His trivia background led him to being the creative producer for the Comedy Network's "You Bet Your Ass." He was also a producer for Yuk Yuk's "Great Canadian Laugh Off" which also aired on the Comedy Network.
Many of his shows use Ad Funded Programming to secure initial financing, and he has developed programming for the likes of Ford, Budweiser, NFL, NHL, and some tourism boards.

== Multi-screen programming ==
In 2011, Wade created, hosted, wrote and executive produced "Triviala Live" for triviala.com, the UK's largest trivia website. The program was the first in the world to use second screen engagement in which viewers could play along in real time for free of money.
It aired for 30 hours live on Sky, and was recognized at the 2011 SXSW Interactive Festival for its integration of content and technology.
In 2012 Wade was tapped by the likes of Big Earth Productions, & BBC Comedy to create content and technology that used programming that works across multiple devices and powered by TV.
He lectures at media conferences at how this emerging technology can be successfully utilized.

== NFL in London ==
In 2011, Wade created the "NFL in London" which quickly became the largest NFL social group in Europe.
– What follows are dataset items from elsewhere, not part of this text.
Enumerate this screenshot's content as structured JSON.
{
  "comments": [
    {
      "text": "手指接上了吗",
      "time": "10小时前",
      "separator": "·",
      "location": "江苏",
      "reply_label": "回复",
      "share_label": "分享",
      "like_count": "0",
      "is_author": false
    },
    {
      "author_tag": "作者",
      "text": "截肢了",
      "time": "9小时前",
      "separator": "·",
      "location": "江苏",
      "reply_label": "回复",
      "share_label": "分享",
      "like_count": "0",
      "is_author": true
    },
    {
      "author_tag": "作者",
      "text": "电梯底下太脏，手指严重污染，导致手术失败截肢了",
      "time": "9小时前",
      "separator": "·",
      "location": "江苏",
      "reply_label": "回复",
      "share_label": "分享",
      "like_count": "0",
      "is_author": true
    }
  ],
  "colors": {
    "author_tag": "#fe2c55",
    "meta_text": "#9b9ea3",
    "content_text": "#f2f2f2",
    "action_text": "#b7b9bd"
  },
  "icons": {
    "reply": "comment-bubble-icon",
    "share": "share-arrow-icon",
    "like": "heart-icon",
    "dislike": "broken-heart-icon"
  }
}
He has been on TV for Channel 4, Channel 5, and Sky Sports, and has interviewed the likes of Roger Goodell, Bruce Smith, and Marshall Faulk.
In 2010, he hosted the NFL International Series in London at Wembley Arena and Trafalgar Square.

== Gambling and gaming ==
McElwain has worked with numerous online gambling companies including William Hill, Paddy Power, 888.com, and Bodog.com to create live and online campaigns as well as TV concepts.

== Online content ==
He has worked as a consultant numerous online start-ups such as "Your Kinda TV", Bragster.com, Triviala.com, and online broadcasters.

== Personal life ==
Wade is a single father, and lives in London, England.